I think what is most interesting here is what Clay says about the tension between usability and protecting the core community. Basically, he's saying that if you make it super-easy for new people to participate across-the-board (if you just rip out all barriers to participation), you risk the existing core community getting overwhelmed and destroyed. Clay argues for graduated layers of participation -- where some things are easy, but other things are inaccessible or hidden from view until the user has gained some experience.
I think this fits neatly with 1) the thinking FT2 and others are doing about creating a "senior editor" role, and 2) the thinking the usability project is doing about hiding advanced functionality from new people.
"It's pretty widely understood that anonymity doesn't work well in group settings, because "who said what when" is the minimum requirement for having a conversation. What's less well understood is that weak pseudonymity doesn't work well, either. Because I need to associate who's saying something to me now with previous conversations."
"[Y]ou have to design a way for there to be members in good standing. Have to design some way in which good works get recognized. The minimal way is, posts appear with identity. You can do more sophisticated things like having formal karma or "member since."
I'm on the fence about whether or not this is a design or accepting. Because in a way I think members in good standing will rise. But more and more of the systems I'm seeing launching these days are having some kind of additional accretion so you can tell how much involvement members have with the system."
"[Y]ou need barriers to participation. This is one of the things that killed Usenet. You have to have some cost to either join or participate, if not at the lowest level, then at higher levels. There needs to be some kind of segmentation of capabilities.
Now, the segmentation can be total -- you're in or you're out, as with the music group I just listed.

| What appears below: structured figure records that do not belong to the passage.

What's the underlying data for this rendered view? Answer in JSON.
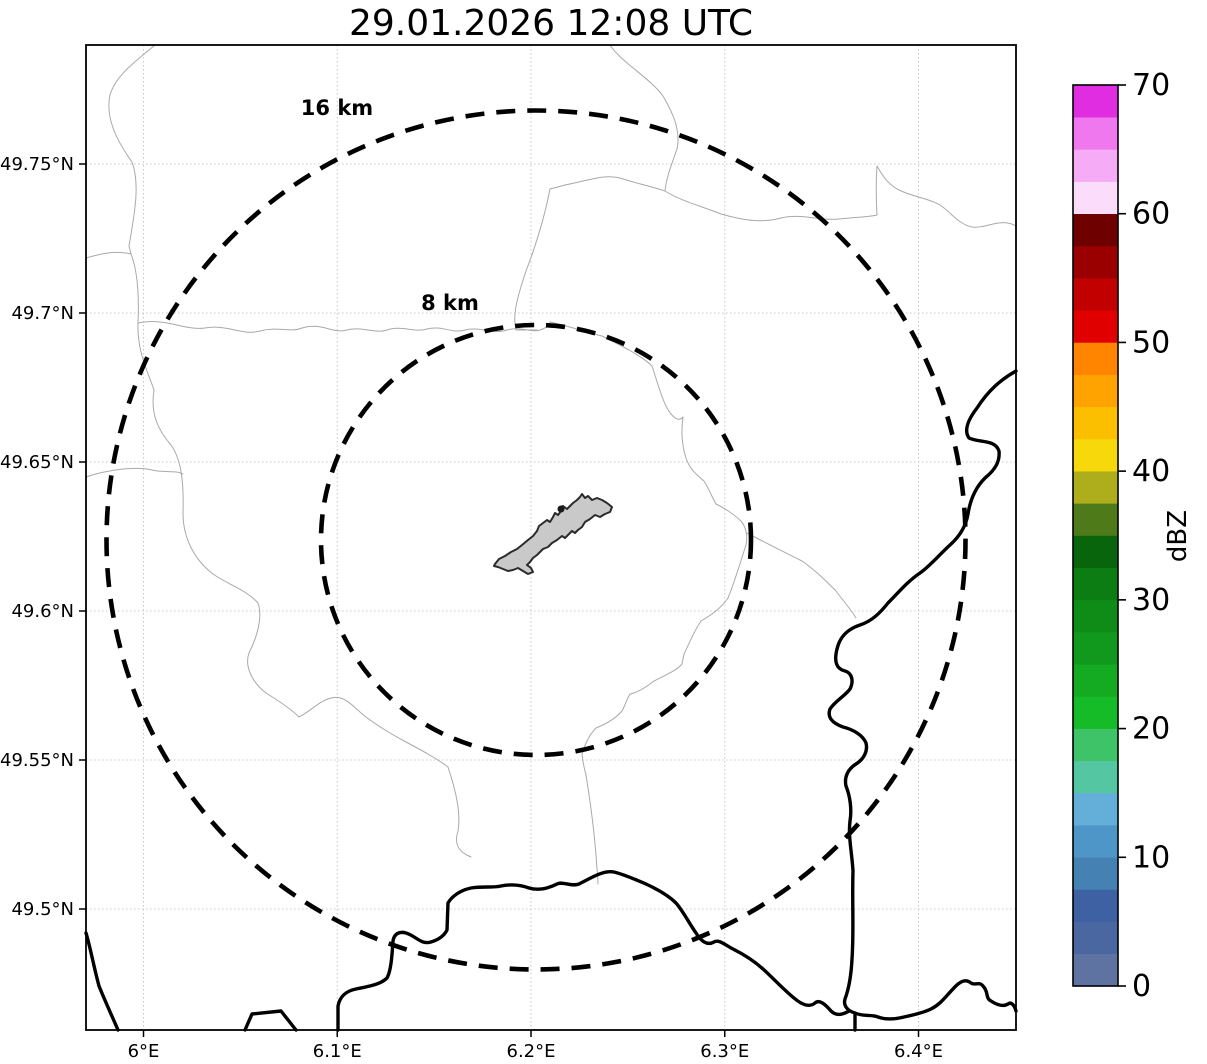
{
  "title": "29.01.2026 12:08 UTC",
  "x_axis": {
    "ticks": [
      {
        "label": "6°E",
        "lon": 6.0
      },
      {
        "label": "6.1°E",
        "lon": 6.1
      },
      {
        "label": "6.2°E",
        "lon": 6.2
      },
      {
        "label": "6.3°E",
        "lon": 6.3
      },
      {
        "label": "6.4°E",
        "lon": 6.4
      }
    ]
  },
  "y_axis": {
    "ticks": [
      {
        "label": "49.75°N",
        "lat": 49.75
      },
      {
        "label": "49.7°N",
        "lat": 49.7
      },
      {
        "label": "49.65°N",
        "lat": 49.65
      },
      {
        "label": "49.6°N",
        "lat": 49.6
      },
      {
        "label": "49.55°N",
        "lat": 49.55
      },
      {
        "label": "49.5°N",
        "lat": 49.5
      }
    ]
  },
  "range_rings": [
    {
      "label": "16 km",
      "radius_km": 16
    },
    {
      "label": "8 km",
      "radius_km": 8
    }
  ],
  "colorbar": {
    "label": "dBZ",
    "min": 0,
    "max": 70,
    "tick_values": [
      0,
      10,
      20,
      30,
      40,
      50,
      60,
      70
    ],
    "segment_step_dbz": 2.5,
    "segment_colors_bottom_to_top": [
      "#5e73a1",
      "#4b67a1",
      "#3e61a4",
      "#4681b4",
      "#4e96c8",
      "#63afd9",
      "#55c6a2",
      "#3fc369",
      "#16bc28",
      "#14aa22",
      "#11991d",
      "#0e8c17",
      "#0c7d12",
      "#09650c",
      "#4e7a1a",
      "#aeae1d",
      "#f6d80b",
      "#fcbf00",
      "#ffa300",
      "#ff8400",
      "#e10000",
      "#c30000",
      "#9b0000",
      "#6f0000",
      "#fbdcfb",
      "#f6abf6",
      "#ef78ef",
      "#e12de1"
    ]
  },
  "map_style": {
    "ring_color": "#000000",
    "border_color": "#000000",
    "admin_boundary_color": "#a9a9a9",
    "grid_color": "#c8c8c8",
    "urban_area_fill": "#c9c9c9",
    "urban_area_stroke": "#2b2b2b",
    "frame_color": "#000000"
  }
}
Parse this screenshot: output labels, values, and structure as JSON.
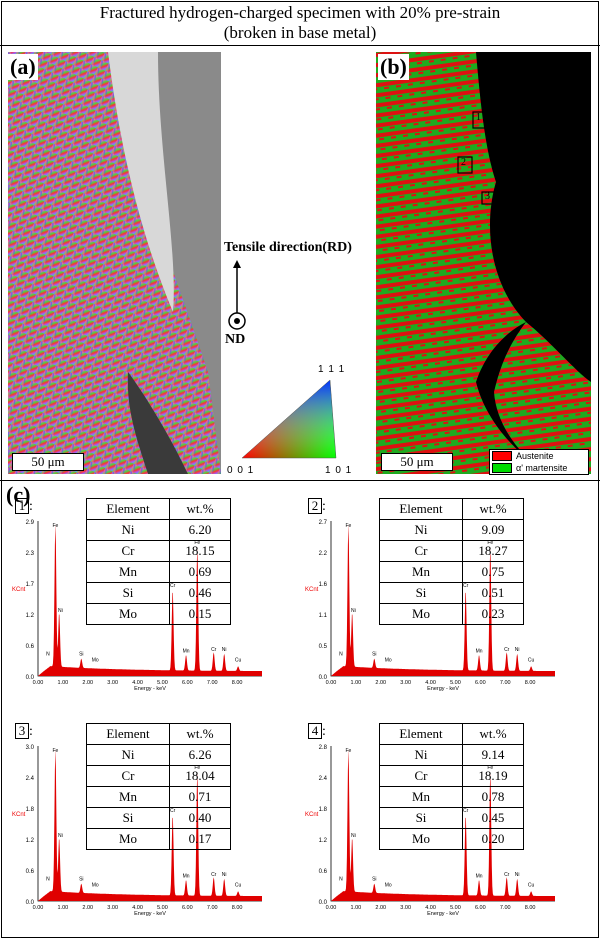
{
  "title_line1": "Fractured hydrogen-charged specimen with 20% pre-strain",
  "title_line2": "(broken in base metal)",
  "panels": {
    "a": "(a)",
    "b": "(b)",
    "c": "(c)"
  },
  "scale_bar": "50 μm",
  "direction": {
    "tensile": "Tensile direction(RD)",
    "nd": "ND"
  },
  "ipf": {
    "top": "1 1 1",
    "left": "0 0 1",
    "right": "1 0 1"
  },
  "legend": {
    "austenite": "Austenite",
    "martensite": "α' martensite",
    "austenite_color": "#ff0000",
    "martensite_color": "#00dd00"
  },
  "regions": [
    "1",
    "2",
    "3",
    "4"
  ],
  "eds": [
    {
      "label": "1",
      "header": [
        "Element",
        "wt.%"
      ],
      "rows": [
        [
          "Ni",
          "6.20"
        ],
        [
          "Cr",
          "18.15"
        ],
        [
          "Mn",
          "0.69"
        ],
        [
          "Si",
          "0.46"
        ],
        [
          "Mo",
          "0.15"
        ]
      ],
      "yticks": [
        "2.9",
        "2.3",
        "1.7",
        "1.2",
        "0.6",
        "0.0"
      ]
    },
    {
      "label": "2",
      "header": [
        "Element",
        "wt.%"
      ],
      "rows": [
        [
          "Ni",
          "9.09"
        ],
        [
          "Cr",
          "18.27"
        ],
        [
          "Mn",
          "0.75"
        ],
        [
          "Si",
          "0.51"
        ],
        [
          "Mo",
          "0.23"
        ]
      ],
      "yticks": [
        "2.7",
        "2.2",
        "1.6",
        "1.1",
        "0.5",
        "0.0"
      ]
    },
    {
      "label": "3",
      "header": [
        "Element",
        "wt.%"
      ],
      "rows": [
        [
          "Ni",
          "6.26"
        ],
        [
          "Cr",
          "18.04"
        ],
        [
          "Mn",
          "0.71"
        ],
        [
          "Si",
          "0.40"
        ],
        [
          "Mo",
          "0.17"
        ]
      ],
      "yticks": [
        "3.0",
        "2.4",
        "1.8",
        "1.2",
        "0.6",
        "0.0"
      ]
    },
    {
      "label": "4",
      "header": [
        "Element",
        "wt.%"
      ],
      "rows": [
        [
          "Ni",
          "9.14"
        ],
        [
          "Cr",
          "18.19"
        ],
        [
          "Mn",
          "0.78"
        ],
        [
          "Si",
          "0.45"
        ],
        [
          "Mo",
          "0.20"
        ]
      ],
      "yticks": [
        "2.8",
        "2.4",
        "1.8",
        "1.2",
        "0.6",
        "0.0"
      ]
    }
  ],
  "spectrum_axis": {
    "ylabel": "KCnt",
    "xlabel": "Energy - keV",
    "xticks": [
      "0.00",
      "1.00",
      "2.00",
      "3.00",
      "4.00",
      "5.00",
      "6.00",
      "7.00",
      "8.00"
    ],
    "peaks": [
      "Fe",
      "Ni",
      "N",
      "Si",
      "Mo",
      "Cr",
      "Fe",
      "Mn",
      "Cr",
      "Ni",
      "Cu"
    ]
  }
}
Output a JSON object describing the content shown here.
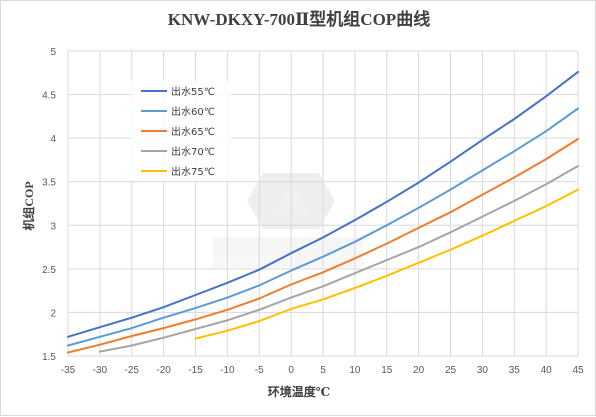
{
  "chart_data": {
    "type": "line",
    "title": "KNW-DKXY-700Ⅱ型机组COP曲线",
    "xlabel": "环境温度℃",
    "ylabel": "机组COP",
    "xlim": [
      -35,
      45
    ],
    "ylim": [
      1.5,
      5
    ],
    "x_ticks": [
      "-35",
      "-30",
      "-25",
      "-20",
      "-15",
      "-10",
      "-5",
      "0",
      "5",
      "10",
      "15",
      "20",
      "25",
      "30",
      "35",
      "40",
      "45"
    ],
    "y_ticks": [
      "1.5",
      "2",
      "2.5",
      "3",
      "3.5",
      "4",
      "4.5",
      "5"
    ],
    "grid": "vertical and horizontal",
    "legend_position": "upper-left inside plot",
    "series": [
      {
        "name": "出水55℃",
        "color": "#4472c4",
        "points": [
          [
            -35,
            1.72
          ],
          [
            -30,
            1.83
          ],
          [
            -25,
            1.94
          ],
          [
            -20,
            2.06
          ],
          [
            -15,
            2.2
          ],
          [
            -10,
            2.34
          ],
          [
            -5,
            2.49
          ],
          [
            0,
            2.68
          ],
          [
            5,
            2.86
          ],
          [
            10,
            3.06
          ],
          [
            15,
            3.27
          ],
          [
            20,
            3.49
          ],
          [
            25,
            3.73
          ],
          [
            30,
            3.98
          ],
          [
            35,
            4.22
          ],
          [
            40,
            4.48
          ],
          [
            45,
            4.76
          ]
        ]
      },
      {
        "name": "出水60℃",
        "color": "#5b9bd5",
        "points": [
          [
            -35,
            1.62
          ],
          [
            -30,
            1.72
          ],
          [
            -25,
            1.82
          ],
          [
            -20,
            1.94
          ],
          [
            -15,
            2.05
          ],
          [
            -10,
            2.17
          ],
          [
            -5,
            2.31
          ],
          [
            0,
            2.48
          ],
          [
            5,
            2.64
          ],
          [
            10,
            2.81
          ],
          [
            15,
            3.0
          ],
          [
            20,
            3.2
          ],
          [
            25,
            3.41
          ],
          [
            30,
            3.63
          ],
          [
            35,
            3.85
          ],
          [
            40,
            4.08
          ],
          [
            45,
            4.34
          ]
        ]
      },
      {
        "name": "出水65℃",
        "color": "#ed7d31",
        "points": [
          [
            -35,
            1.54
          ],
          [
            -30,
            1.63
          ],
          [
            -25,
            1.73
          ],
          [
            -20,
            1.82
          ],
          [
            -15,
            1.92
          ],
          [
            -10,
            2.03
          ],
          [
            -5,
            2.16
          ],
          [
            0,
            2.32
          ],
          [
            5,
            2.46
          ],
          [
            10,
            2.62
          ],
          [
            15,
            2.79
          ],
          [
            20,
            2.97
          ],
          [
            25,
            3.15
          ],
          [
            30,
            3.35
          ],
          [
            35,
            3.55
          ],
          [
            40,
            3.76
          ],
          [
            45,
            3.99
          ]
        ]
      },
      {
        "name": "出水70℃",
        "color": "#a5a5a5",
        "points": [
          [
            -30,
            1.55
          ],
          [
            -25,
            1.62
          ],
          [
            -20,
            1.71
          ],
          [
            -15,
            1.81
          ],
          [
            -10,
            1.91
          ],
          [
            -5,
            2.03
          ],
          [
            0,
            2.17
          ],
          [
            5,
            2.3
          ],
          [
            10,
            2.45
          ],
          [
            15,
            2.6
          ],
          [
            20,
            2.75
          ],
          [
            25,
            2.92
          ],
          [
            30,
            3.1
          ],
          [
            35,
            3.28
          ],
          [
            40,
            3.47
          ],
          [
            45,
            3.68
          ]
        ]
      },
      {
        "name": "出水75℃",
        "color": "#ffc000",
        "points": [
          [
            -15,
            1.7
          ],
          [
            -10,
            1.79
          ],
          [
            -5,
            1.9
          ],
          [
            0,
            2.04
          ],
          [
            5,
            2.15
          ],
          [
            10,
            2.28
          ],
          [
            15,
            2.42
          ],
          [
            20,
            2.57
          ],
          [
            25,
            2.72
          ],
          [
            30,
            2.88
          ],
          [
            35,
            3.05
          ],
          [
            40,
            3.22
          ],
          [
            45,
            3.41
          ]
        ]
      }
    ]
  }
}
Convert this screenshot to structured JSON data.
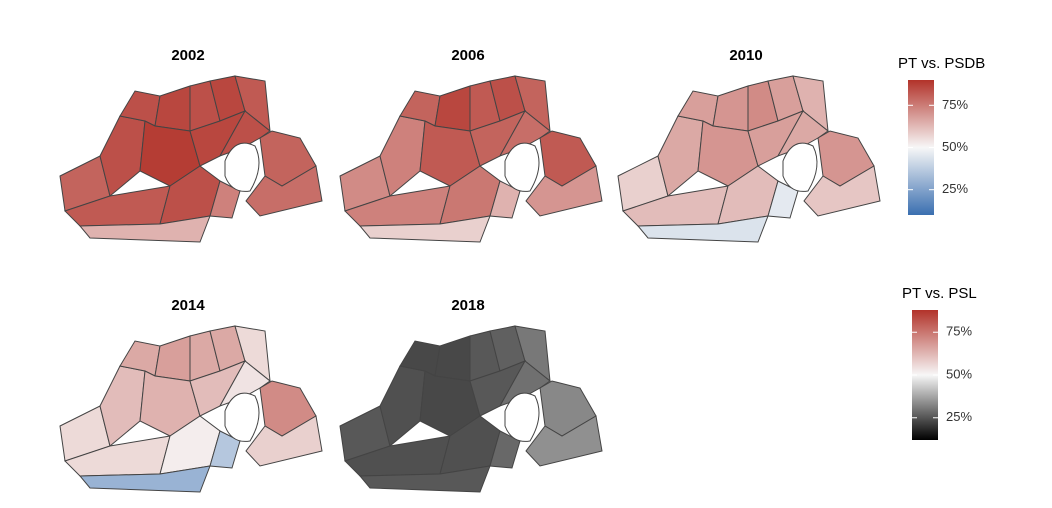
{
  "panels": [
    {
      "title": "2002"
    },
    {
      "title": "2006"
    },
    {
      "title": "2010"
    },
    {
      "title": "2014"
    },
    {
      "title": "2018"
    }
  ],
  "legends": [
    {
      "title": "PT vs. PSDB",
      "lim": [
        10,
        90
      ],
      "ticks": [
        {
          "value": 25,
          "label": "25%"
        },
        {
          "value": 50,
          "label": "50%"
        },
        {
          "value": 75,
          "label": "75%"
        }
      ]
    },
    {
      "title": "PT vs. PSL",
      "lim": [
        12,
        88
      ],
      "ticks": [
        {
          "value": 25,
          "label": "25%"
        },
        {
          "value": 50,
          "label": "50%"
        },
        {
          "value": 75,
          "label": "75%"
        }
      ]
    }
  ]
}
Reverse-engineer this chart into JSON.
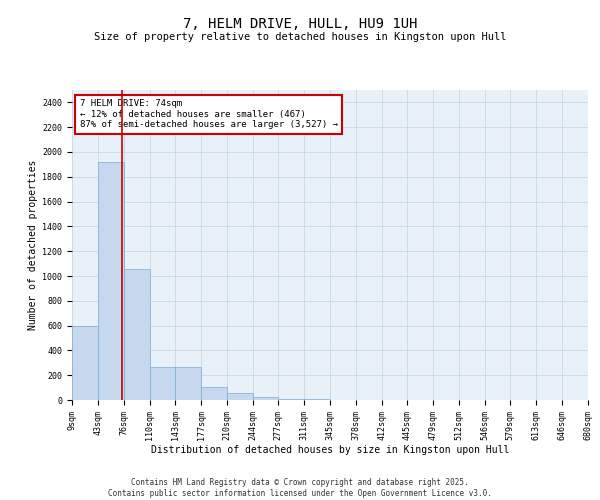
{
  "title": "7, HELM DRIVE, HULL, HU9 1UH",
  "subtitle": "Size of property relative to detached houses in Kingston upon Hull",
  "xlabel": "Distribution of detached houses by size in Kingston upon Hull",
  "ylabel": "Number of detached properties",
  "footer_line1": "Contains HM Land Registry data © Crown copyright and database right 2025.",
  "footer_line2": "Contains public sector information licensed under the Open Government Licence v3.0.",
  "annotation_title": "7 HELM DRIVE: 74sqm",
  "annotation_line2": "← 12% of detached houses are smaller (467)",
  "annotation_line3": "87% of semi-detached houses are larger (3,527) →",
  "property_size": 74,
  "bar_left_edges": [
    9,
    43,
    76,
    110,
    143,
    177,
    210,
    244,
    277,
    311,
    345,
    378,
    412,
    445,
    479,
    512,
    546,
    579,
    613,
    646
  ],
  "bar_widths": [
    34,
    33,
    34,
    33,
    34,
    33,
    34,
    33,
    34,
    34,
    33,
    34,
    33,
    34,
    33,
    34,
    33,
    34,
    33,
    34
  ],
  "bar_heights": [
    600,
    1920,
    1060,
    270,
    270,
    105,
    55,
    25,
    10,
    5,
    3,
    2,
    1,
    1,
    1,
    0,
    0,
    0,
    0,
    0
  ],
  "bar_color": "#c5d8ed",
  "bar_edge_color": "#7aadd4",
  "marker_color": "#cc0000",
  "annotation_box_color": "#cc0000",
  "grid_color": "#c8d8e8",
  "bg_color": "#e8f0f8",
  "ylim": [
    0,
    2500
  ],
  "yticks": [
    0,
    200,
    400,
    600,
    800,
    1000,
    1200,
    1400,
    1600,
    1800,
    2000,
    2200,
    2400
  ],
  "tick_labels": [
    "9sqm",
    "43sqm",
    "76sqm",
    "110sqm",
    "143sqm",
    "177sqm",
    "210sqm",
    "244sqm",
    "277sqm",
    "311sqm",
    "345sqm",
    "378sqm",
    "412sqm",
    "445sqm",
    "479sqm",
    "512sqm",
    "546sqm",
    "579sqm",
    "613sqm",
    "646sqm",
    "680sqm"
  ],
  "title_fontsize": 10,
  "subtitle_fontsize": 7.5,
  "xlabel_fontsize": 7,
  "ylabel_fontsize": 7,
  "tick_fontsize": 6,
  "annotation_fontsize": 6.5,
  "footer_fontsize": 5.5
}
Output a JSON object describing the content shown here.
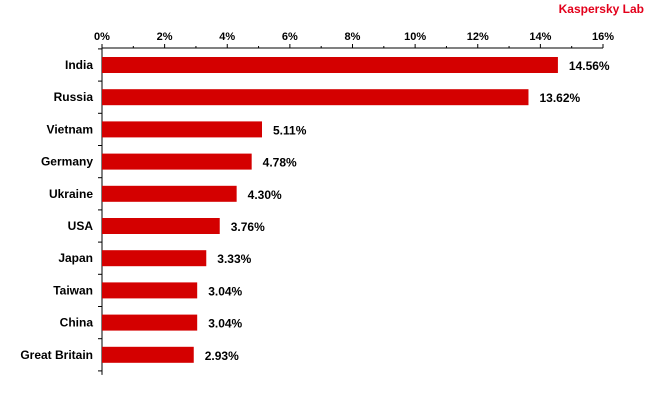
{
  "brand": {
    "label": "Kaspersky Lab",
    "color": "#e3001b"
  },
  "chart_data": {
    "type": "bar",
    "orientation": "horizontal",
    "title": "",
    "xlabel": "",
    "ylabel": "",
    "xlim": [
      0,
      16
    ],
    "x_ticks": [
      "0%",
      "2%",
      "4%",
      "6%",
      "8%",
      "10%",
      "12%",
      "14%",
      "16%"
    ],
    "x_tick_values": [
      0,
      2,
      4,
      6,
      8,
      10,
      12,
      14,
      16
    ],
    "axis_position": "top",
    "grid": false,
    "bar_color": "#d40000",
    "categories": [
      "India",
      "Russia",
      "Vietnam",
      "Germany",
      "Ukraine",
      "USA",
      "Japan",
      "Taiwan",
      "China",
      "Great Britain"
    ],
    "values": [
      14.56,
      13.62,
      5.11,
      4.78,
      4.3,
      3.76,
      3.33,
      3.04,
      3.04,
      2.93
    ],
    "value_labels": [
      "14.56%",
      "13.62%",
      "5.11%",
      "4.78%",
      "4.30%",
      "3.76%",
      "3.33%",
      "3.04%",
      "3.04%",
      "2.93%"
    ]
  }
}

Or it can be partial -- anyone can read Slashdot, anonymous cowards can post, non-anonymous cowards can post with a higher rating. But to moderate, you really have to have been around for a while.
It has to be hard to do at least some things on the system for some users, or the core group will not have the tools that they need to defend themselves."
I think there's a lot of merit in this idea.
Having totally free entry and exit may be good to grow the appendages of the community, but it can seriously damage the community's backbone. (How's that for a community health metaphor?) I've seen it even in big disputes, where you actually have 20 people locked in a controversial discussion for months, and eventually arrive at an agreement... and just as they're about to implement the changes, 15 more people jump in and say "no compromise!" Meanwhile, they weren't there for months trying to understand all the different issues in the debate, and trying to find a way to reconcile all of it. I'm not sure that we want to exclude people from discussions, but we know that it's impossible to hammer out a tough issue in the current environment.
And I think we can harmonize two goals here. Newbies often have a bad experience because they get into trouble. And the core community is often disrupted by editors who refuse to set aside their personal opinions to work together. A little bit of hierarchy would actually protect new users from misusing relatively advanced concepts, and also give a little more weight to our best volunteers to help them get things done.